Irrashaimase... #1
Monday, August 2, 2010
Belanjanya benar-benar sudah selesai ternyata. Selena hanya bisa menghembuskan nafas sepanjangnya ia bisa sambil melirik kearah dua kakaknya yang entah kemana lagi mereka akan mengajaknya pergi. Semua kebutuhan yang Selena perlukan sudah ditangannya, tepatnya ditangan kedua kakaknya atas inisiatif mereka berdua yang tidak mau membuat Selena kelelahan sendiri dengan belanjaan sebanyak itu. Ah, mungkin sekarang Sergio dan Sander sedang ingin mengunjungi Toko Lelucon Gambol & Japes yang sempat Selena perhatikan sebelumnya saat mengunjungi toko lain. Tapi, sekarang benar-benar terserah kedua kakaknya itu mau menyeret kemana, toh urusan keperluan Selena sudah selesai semuanya, kok.
Nyatanya tidak. Sergio dan Sander tidak selalu bisa ditebak, memang. Selena memandang bergantian antara Sergio dan Sander dengan heran. Sepertinya mereka baru saja melewati toko tersebut. Mungkin niat isengnya sedang meredam sebentar—yang selalu Selena perhatikan, ya, seperti itu. Terkadang meredam, nanti juga muncul lagi, bahkan bisa lebih ganas dibandingkan sebelumnya. Berlebihan, memang, kata-katanya, namun kenyataannya ya memang seperti itu, kau tahu? “Mm... eh ya, kita mau kemana lagi, sih?” sang gadis mulai membuka bibirnya dan mengeluarkan suara manjanya lagi. Selena bingung dengan jalanan ini, sepertinya waktu keluar toko-toko tadi kelihatannya sama saja, seperti tidak ada ujung jalan tempat dimana adanya perbatasan antara dunia sihir dengan dunia muggle.

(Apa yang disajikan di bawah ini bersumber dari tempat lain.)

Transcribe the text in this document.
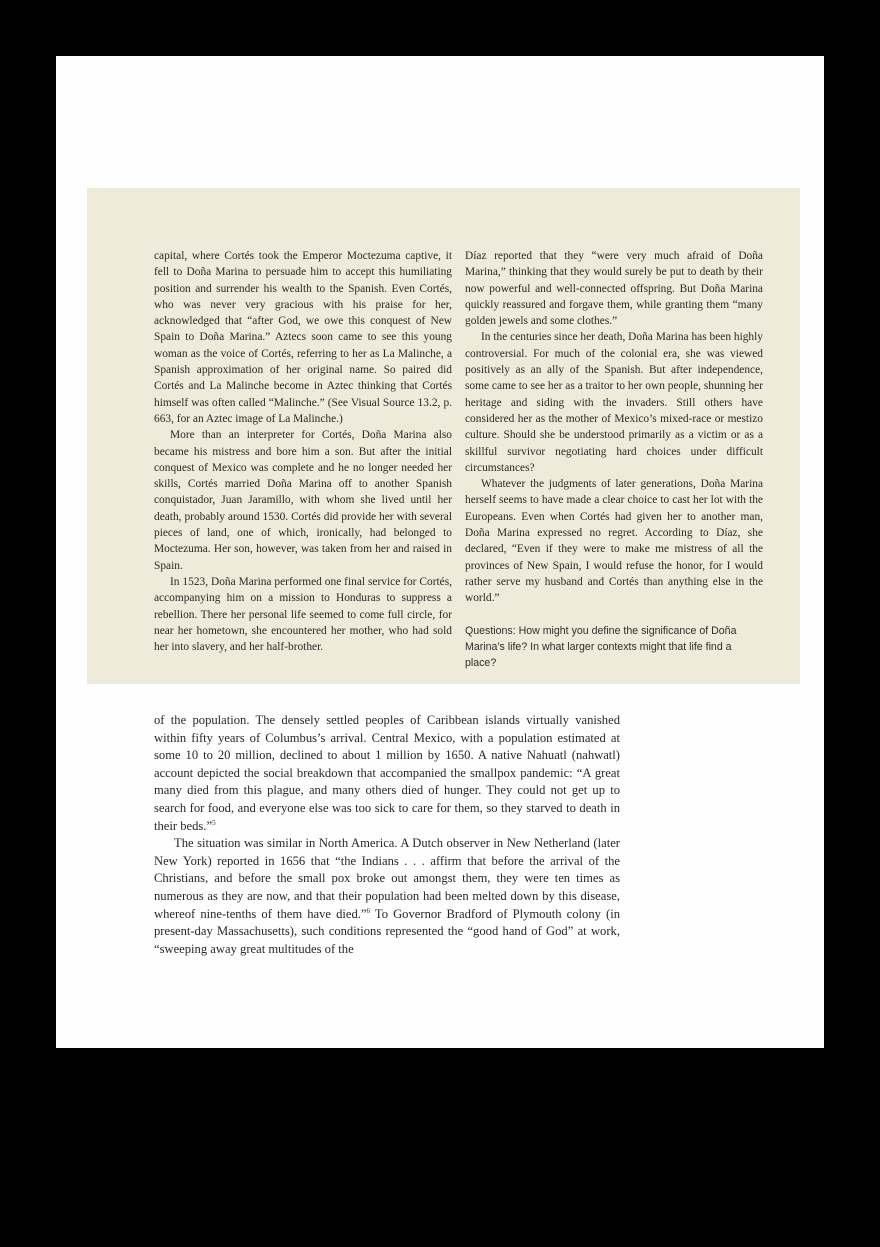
capital, where Cortés took the Emperor Moctezuma captive, it fell to Doña Marina to persuade him to accept this humiliating position and surrender his wealth to the Spanish. Even Cortés, who was never very gracious with his praise for her, acknowledged that “after God, we owe this conquest of New Spain to Doña Marina.” Aztecs soon came to see this young woman as the voice of Cortés, referring to her as La Malinche, a Spanish approximation of her original name. So paired did Cortés and La Malinche become in Aztec thinking that Cortés himself was often called “Malinche.” (See Visual Source 13.2, p. 663, for an Aztec image of La Malinche.)

More than an interpreter for Cortés, Doña Marina also became his mistress and bore him a son. But after the initial conquest of Mexico was complete and he no longer needed her skills, Cortés married Doña Marina off to another Spanish conquistador, Juan Jaramillo, with whom she lived until her death, probably around 1530. Cortés did provide her with several pieces of land, one of which, ironically, had belonged to Moctezuma. Her son, however, was taken from her and raised in Spain.

In 1523, Doña Marina performed one final service for Cortés, accompanying him on a mission to Honduras to suppress a rebellion. There her personal life seemed to come full circle, for near her hometown, she encountered her mother, who had sold her into slavery, and her half-brother.

Díaz reported that they “were very much afraid of Doña Marina,” thinking that they would surely be put to death by their now powerful and well-connected offspring. But Doña Marina quickly reassured and forgave them, while granting them “many golden jewels and some clothes.”

In the centuries since her death, Doña Marina has been highly controversial. For much of the colonial era, she was viewed positively as an ally of the Spanish. But after independence, some came to see her as a traitor to her own people, shunning her heritage and siding with the invaders. Still others have considered her as the mother of Mexico’s mixed-race or mestizo culture. Should she be understood primarily as a victim or as a skillful survivor negotiating hard choices under difficult circumstances?

Whatever the judgments of later generations, Doña Marina herself seems to have made a clear choice to cast her lot with the Europeans. Even when Cortés had given her to another man, Doña Marina expressed no regret. According to Díaz, she declared, “Even if they were to make me mistress of all the provinces of New Spain, I would refuse the honor, for I would rather serve my husband and Cortés than anything else in the world.”

Questions: How might you define the significance of Doña Marina’s life? In what larger contexts might that life find a place?

of the population. The densely settled peoples of Caribbean islands virtually vanished within fifty years of Columbus’s arrival. Central Mexico, with a population estimated at some 10 to 20 million, declined to about 1 million by 1650. A native Nahuatl (nahwatl) account depicted the social breakdown that accompanied the smallpox pandemic: “A great many died from this plague, and many others died of hunger. They could not get up to search for food, and everyone else was too sick to care for them, so they starved to death in their beds.”$^5$

The situation was similar in North America. A Dutch observer in New Netherland (later New York) reported in 1656 that “the Indians . . . affirm that before the arrival of the Christians, and before the small pox broke out amongst them, they were ten times as numerous as they are now, and that their population had been melted down by this disease, whereof nine-tenths of them have died.”$^6$ To Governor Bradford of Plymouth colony (in present-day Massachusetts), such conditions represented the “good hand of God” at work, “sweeping away great multitudes of the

Sander menunjuk kearah suatu tempat, yang sangat tidak diduga oleh Selena. TOKO ES KRIM, SAUDARA-SAUDARA. Selena memang paling suka dengan es krim. Sander dan Sergio sepertinya memang tahu betul kalau adiknya sudah kelelahan. Dengan penuh semangat, Selena mulai menarik lengan milik kedua kakaknya dan memasuki toko es krim Florean Fortescue tersebut. Sumpah, salah satu hal yang membuatnya makin tercengang dengan tempat ini adalah interiornya yang sangat berbeda dengan toko-toko lainnya. Lucunya, nuansa Asia-nya begitu terasa, hingga membuat Selena merindukan tanah kelahirannya. Korea Selatan, yeah. Mum juga berasal dari negara tersebut, kan? Selena terkekeh kecil bersama Sergio dan Sander.
[Avelind—atau... Shaceliane?]
Yeah, waktunya memesan. Selena tahu, kok, apa yang disukai oleh kedua kakaknya itu. Namun, ketika melihat kearah board Yukata (?) yang terpampang, dirinya langsung mengubah pilihannya. Ada Ice Cream Fish khas Korea. Bikin mupeng, sumpah, tetapi perhatiannya teralih seketika saat dirinya melirik keatas board tersebut. Yoghurt. Tanpa ragu, Selena langsung memesan.
“Permisi, aku ingin tiga original yoghurt dengan topping mocchi cokelat dan mocchi strawbery. Sekalian juga...” terputus, dirinya melirik lagi kearah board. Siapa tahu dirinya malah salah memesan—NAH, benar. “...tiga butterbeer.” lanjutnya dengan mantap. Sebetulnya dia bisa saja memesan butterbeer di Leaky Cauldron tadi. Tetapi, ya, dia sangat tidak suka dengan tempatnya yang sangat berbanding terbalik dengan tempat yang satu ini.